Se, por um lado, Deus como Pai é um Deus imanente, por outro lado, a frase “que estás nos céus” mostra-O como transcendente. Neste terceiro aspecto da oração dominical, o que Jesus quer que entendamos é esse paradoxo, essa aparente contradição. Deus é Pai, sim, daqueles que confessam o nome do Seu Filho Jesus Cristo. Por meio de Cristo, o Pai nos dá a liberdade de chamá-lo de Pai e de nos aproximarmos de Sua santa presença.
Porém, esta liberdade não pressupõe irreverência. Não é porque Deus é nosso Pai, que podemos achar que nosso tratamento ou relacionamento com Ele seja desprovido de temor e tremor! Ele é Pai sim, não por direito nosso, mas unicamente por iniciativa dEle mesmo. E, para que não haja confusão em nossa mente perversa, logo vem a sentença “que estás nos céus”! Aqui, devemos parar e curvar nossas frontes diante de Sua grandiosa majestade!
O salmista declarou: “No céu está o nosso Deus e tudo faz como lhe agrada” (Sl 115.3). Este verso demonstra com simplicidade a absoluta soberania de Deus. Primeiro, mostra para nós Seu lugar, o céu. Depois nos revela Sua liberdade poderosa, Ele faz o que agrada a Si mesmo e não a qualquer de Suas criaturas. É óbvio que Deus, por ser onipresente, está em todo lugar. Mas quando a Bíblia diz que Ele está no céu, é um alerta severo para nós, que nos convoca ao mais digno e temível respeito por Sua grandeza e majestade!
Quando o sábio pregador desejou salientar a prudência que devemos ter ao expressarmos quaisquer palavras diante de Deus, ele logo avisou: “Não te precipites com a tua boca, nem o teu coração se apresse a pronunciar palavra alguma diante de Deus; porque Deus está nos céus, e tu, na terra; portanto, sejam poucas as tuas palavras” (Ec 5.2). Também o próprio Deus, por meio de Isaías, disse que os pensamentos dEle não são os nossos. Há um hiato intransponível entre ambos, a distância entre o céu e a terra (Is 55.8,9)!
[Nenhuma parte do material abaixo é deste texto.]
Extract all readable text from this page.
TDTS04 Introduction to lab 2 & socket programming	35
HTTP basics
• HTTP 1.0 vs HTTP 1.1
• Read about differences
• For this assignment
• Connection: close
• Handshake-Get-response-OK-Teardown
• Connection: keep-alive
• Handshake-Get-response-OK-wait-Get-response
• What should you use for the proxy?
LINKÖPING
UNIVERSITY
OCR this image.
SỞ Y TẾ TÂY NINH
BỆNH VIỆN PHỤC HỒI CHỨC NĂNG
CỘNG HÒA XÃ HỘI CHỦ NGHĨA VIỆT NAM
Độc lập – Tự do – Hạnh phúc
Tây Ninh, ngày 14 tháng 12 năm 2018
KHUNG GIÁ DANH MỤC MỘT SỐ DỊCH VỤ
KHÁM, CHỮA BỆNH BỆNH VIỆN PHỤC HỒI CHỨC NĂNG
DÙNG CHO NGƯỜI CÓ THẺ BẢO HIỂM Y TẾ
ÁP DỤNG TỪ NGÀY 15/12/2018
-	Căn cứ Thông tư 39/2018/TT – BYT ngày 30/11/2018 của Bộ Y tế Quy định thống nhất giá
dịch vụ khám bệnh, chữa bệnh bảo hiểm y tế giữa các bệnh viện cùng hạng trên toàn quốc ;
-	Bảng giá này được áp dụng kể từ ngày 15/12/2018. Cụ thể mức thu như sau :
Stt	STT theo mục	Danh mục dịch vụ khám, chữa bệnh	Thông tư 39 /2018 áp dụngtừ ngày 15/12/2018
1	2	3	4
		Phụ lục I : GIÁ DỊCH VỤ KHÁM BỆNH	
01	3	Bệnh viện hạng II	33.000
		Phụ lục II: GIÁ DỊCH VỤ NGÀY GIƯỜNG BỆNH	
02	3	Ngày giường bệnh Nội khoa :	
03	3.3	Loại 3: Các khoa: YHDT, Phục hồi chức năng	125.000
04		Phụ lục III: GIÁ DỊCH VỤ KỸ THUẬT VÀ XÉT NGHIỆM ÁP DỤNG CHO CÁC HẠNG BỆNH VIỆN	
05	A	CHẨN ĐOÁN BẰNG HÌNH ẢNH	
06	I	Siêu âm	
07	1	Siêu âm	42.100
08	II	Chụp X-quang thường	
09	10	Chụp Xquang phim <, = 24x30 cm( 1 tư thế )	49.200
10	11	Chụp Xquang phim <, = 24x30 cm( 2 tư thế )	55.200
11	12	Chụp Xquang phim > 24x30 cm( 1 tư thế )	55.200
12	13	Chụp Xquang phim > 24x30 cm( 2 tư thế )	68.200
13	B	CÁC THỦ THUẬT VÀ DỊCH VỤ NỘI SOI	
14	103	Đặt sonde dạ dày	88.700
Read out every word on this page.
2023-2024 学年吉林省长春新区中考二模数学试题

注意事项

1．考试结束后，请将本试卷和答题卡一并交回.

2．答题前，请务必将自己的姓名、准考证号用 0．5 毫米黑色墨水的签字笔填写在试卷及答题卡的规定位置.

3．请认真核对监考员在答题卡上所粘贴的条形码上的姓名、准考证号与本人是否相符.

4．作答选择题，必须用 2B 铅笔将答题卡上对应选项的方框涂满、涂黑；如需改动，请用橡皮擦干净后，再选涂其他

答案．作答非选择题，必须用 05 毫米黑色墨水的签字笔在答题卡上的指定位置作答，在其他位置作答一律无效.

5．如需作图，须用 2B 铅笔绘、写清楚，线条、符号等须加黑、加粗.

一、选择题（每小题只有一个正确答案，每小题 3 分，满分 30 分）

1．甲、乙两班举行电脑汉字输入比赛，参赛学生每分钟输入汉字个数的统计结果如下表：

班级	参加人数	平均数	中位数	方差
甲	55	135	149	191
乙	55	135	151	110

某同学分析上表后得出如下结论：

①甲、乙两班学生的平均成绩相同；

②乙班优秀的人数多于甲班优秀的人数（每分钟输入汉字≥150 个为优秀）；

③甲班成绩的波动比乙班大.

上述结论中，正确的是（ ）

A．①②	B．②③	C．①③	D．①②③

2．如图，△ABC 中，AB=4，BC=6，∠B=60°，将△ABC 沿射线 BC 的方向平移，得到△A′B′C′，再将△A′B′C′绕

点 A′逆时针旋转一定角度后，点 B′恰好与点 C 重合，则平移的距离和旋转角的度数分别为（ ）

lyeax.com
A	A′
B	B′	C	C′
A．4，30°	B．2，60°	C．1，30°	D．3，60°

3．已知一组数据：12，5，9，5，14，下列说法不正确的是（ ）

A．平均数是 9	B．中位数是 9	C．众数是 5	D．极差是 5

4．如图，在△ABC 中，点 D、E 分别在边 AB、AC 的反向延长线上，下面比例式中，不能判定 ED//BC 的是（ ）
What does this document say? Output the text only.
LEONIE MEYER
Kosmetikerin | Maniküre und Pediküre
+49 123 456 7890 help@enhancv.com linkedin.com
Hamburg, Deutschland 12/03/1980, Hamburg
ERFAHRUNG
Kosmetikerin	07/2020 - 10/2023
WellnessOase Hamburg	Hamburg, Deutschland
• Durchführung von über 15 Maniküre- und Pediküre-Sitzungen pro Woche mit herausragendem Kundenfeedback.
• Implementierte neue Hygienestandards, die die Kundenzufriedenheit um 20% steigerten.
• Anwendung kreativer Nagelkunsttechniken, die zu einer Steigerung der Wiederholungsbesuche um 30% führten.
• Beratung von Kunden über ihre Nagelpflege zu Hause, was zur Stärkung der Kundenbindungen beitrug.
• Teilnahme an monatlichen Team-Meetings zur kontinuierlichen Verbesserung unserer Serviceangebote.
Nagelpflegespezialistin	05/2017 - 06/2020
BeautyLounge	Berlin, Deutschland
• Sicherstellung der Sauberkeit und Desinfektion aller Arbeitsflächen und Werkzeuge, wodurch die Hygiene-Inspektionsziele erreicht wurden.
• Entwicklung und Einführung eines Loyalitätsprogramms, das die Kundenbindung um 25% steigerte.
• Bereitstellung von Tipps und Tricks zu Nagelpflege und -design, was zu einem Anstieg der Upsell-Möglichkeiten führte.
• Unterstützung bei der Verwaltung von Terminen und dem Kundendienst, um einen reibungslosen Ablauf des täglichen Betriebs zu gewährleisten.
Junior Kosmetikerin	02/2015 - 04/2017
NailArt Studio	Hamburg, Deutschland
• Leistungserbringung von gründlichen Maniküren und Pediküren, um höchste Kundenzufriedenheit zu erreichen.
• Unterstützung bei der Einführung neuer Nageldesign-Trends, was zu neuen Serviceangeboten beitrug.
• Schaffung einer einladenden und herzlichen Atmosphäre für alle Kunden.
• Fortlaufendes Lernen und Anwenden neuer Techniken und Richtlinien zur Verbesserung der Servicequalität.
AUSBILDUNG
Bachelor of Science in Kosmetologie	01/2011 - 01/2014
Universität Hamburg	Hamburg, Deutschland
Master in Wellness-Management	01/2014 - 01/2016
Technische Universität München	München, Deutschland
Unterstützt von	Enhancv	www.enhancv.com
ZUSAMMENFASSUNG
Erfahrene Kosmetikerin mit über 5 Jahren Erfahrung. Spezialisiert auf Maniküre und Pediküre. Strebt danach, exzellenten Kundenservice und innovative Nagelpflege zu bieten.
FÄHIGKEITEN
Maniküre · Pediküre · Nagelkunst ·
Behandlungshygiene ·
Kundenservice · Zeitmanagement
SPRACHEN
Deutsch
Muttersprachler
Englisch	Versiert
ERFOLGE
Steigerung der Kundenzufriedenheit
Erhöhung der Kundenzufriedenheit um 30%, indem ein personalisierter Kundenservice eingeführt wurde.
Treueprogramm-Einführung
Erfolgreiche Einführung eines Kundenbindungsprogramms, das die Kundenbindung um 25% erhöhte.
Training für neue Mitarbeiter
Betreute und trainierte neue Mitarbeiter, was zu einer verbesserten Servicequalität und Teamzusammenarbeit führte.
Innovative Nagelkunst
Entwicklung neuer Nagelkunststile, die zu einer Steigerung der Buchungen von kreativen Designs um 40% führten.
O autor aos Hebreus, ao nos ensinar sobre a liberdade que adquirimos em Cristo para nos aproximar de Deus com o coração cheio de fé (Hb 4.16), ele também advertiu que devemos fazê-lo com muito temor, “porque o nosso Deus é fogo consumidor” (Hb 12.29).
Jesus Cristo, com Sua sabedoria insondável, colocou esta frase na oração do Pai nosso. Toda liberdade que temos, todo acesso que Ele nos concedeu à divindade por meio da fé nEle, o privilégio da adoção de filhos por meio do Seu Espírito, tudo isso não nos dá a menor desculpa para tratarmos Deus como nosso igual.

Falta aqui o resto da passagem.